Dans nos sociétés développées, l’assurance et la réassurance devraient être une évidence. Mais dans un contexte de crise, où les prix augmentent sur tous les postes, l’assurabilité subit des pressions de toutes parts et le risque d’inassurabilité augmente. Or, il est essentiel que ce marché perdure. Une société sans assurance pour l’habitation ou la mobilité ne pourrait pas fonctionner. À l’avenir, nous anticipons que les carences de marché se multiplieront et que le rôle de CCR s’amplifiera à mesure qu’apparaîtront de nouveaux périls. Un débat resurgit nettement aujourd’hui au niveau européen, impliquant notamment la BCE et l’EIOPA, pour savoir si un système de réassurance à l’échelle européenne serait viable. Il s’agit d’un projet légitime, porté par le politique, mais évidemment d’une très grande complexité. Nous entrons dans un monde où les partenariats entre public et privé vont s’intensifier.
Quelles sont vos ambitions ?
Nous allons continuer à nous développer fortement sur la partie conseil et service mais en veillant, d’abord, à bien faire notre métier primordial de réassureur.
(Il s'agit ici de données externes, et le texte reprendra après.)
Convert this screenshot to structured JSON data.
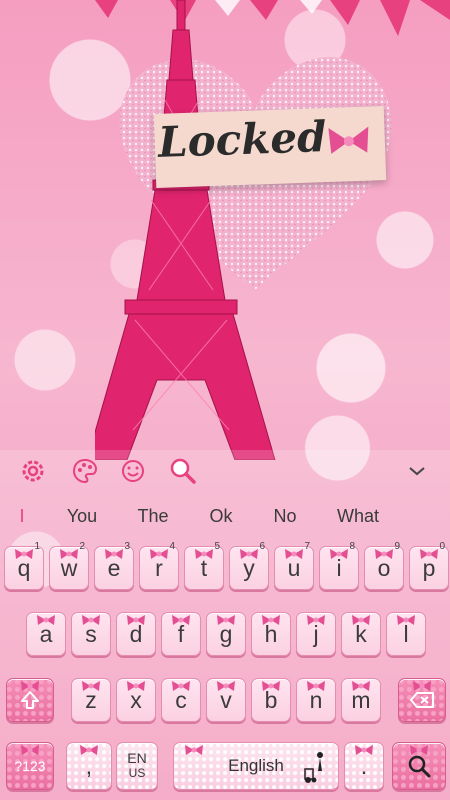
{
  "wallpaper": {
    "plate_text": "Locked"
  },
  "toolbar": {
    "icons": [
      "gear-icon",
      "palette-icon",
      "emoji-icon",
      "search-icon",
      "chevron-down-icon"
    ]
  },
  "suggestions": {
    "cursor": "I",
    "words": [
      "You",
      "The",
      "Ok",
      "No",
      "What"
    ]
  },
  "rows": {
    "row1": [
      "q",
      "w",
      "e",
      "r",
      "t",
      "y",
      "u",
      "i",
      "o",
      "p"
    ],
    "row1_nums": [
      "1",
      "2",
      "3",
      "4",
      "5",
      "6",
      "7",
      "8",
      "9",
      "0"
    ],
    "row2": [
      "a",
      "s",
      "d",
      "f",
      "g",
      "h",
      "j",
      "k",
      "l"
    ],
    "row3": [
      "z",
      "x",
      "c",
      "v",
      "b",
      "n",
      "m"
    ]
  },
  "bottom": {
    "symbols": "?123",
    "comma": ",",
    "lang_code_top": "EN",
    "lang_code_bottom": "US",
    "space": "English",
    "period": "."
  },
  "colors": {
    "accent": "#e8417f",
    "key_border": "#e58db0",
    "text": "#3b3b3b"
  }
}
En 2024, CCR est en effet capable de faire face à une sinistralité de 1,8 milliard d’euros à sa charge et pourrait couvrir jusqu’à 3,5 milliards d’euros à l’échelle du marché, sans faire appel à la garantie de l’État. Il nous faut, suite à l’augmentation toute récente de la surprime, rapidement renforcer cette capacité, qui en toute logique devrait plutôt être proche de 6 Md€ – c’est notre objectif à moins de dix ans. Nul doute que notre modèle gagnerait, pour tous, à être exporté et nous en ferons naturellement la publicité d’autant que la rentabilité du régime est vraiment excellente quand on regarde le ratio couverture – prime. Même augmentée, la surprime pèse en effet 40 € annuels en moyenne par contrat d’assurance habitation…
En bref
Créée en 1946, CCR (Caisse Centrale de Réassurance) est une entreprise de réassurance. Société anonyme de droit privé. Son capital est détenu à 100 % par l’État. En 2023, le chiffre d’affaires de CCR atteint 1 228 M€.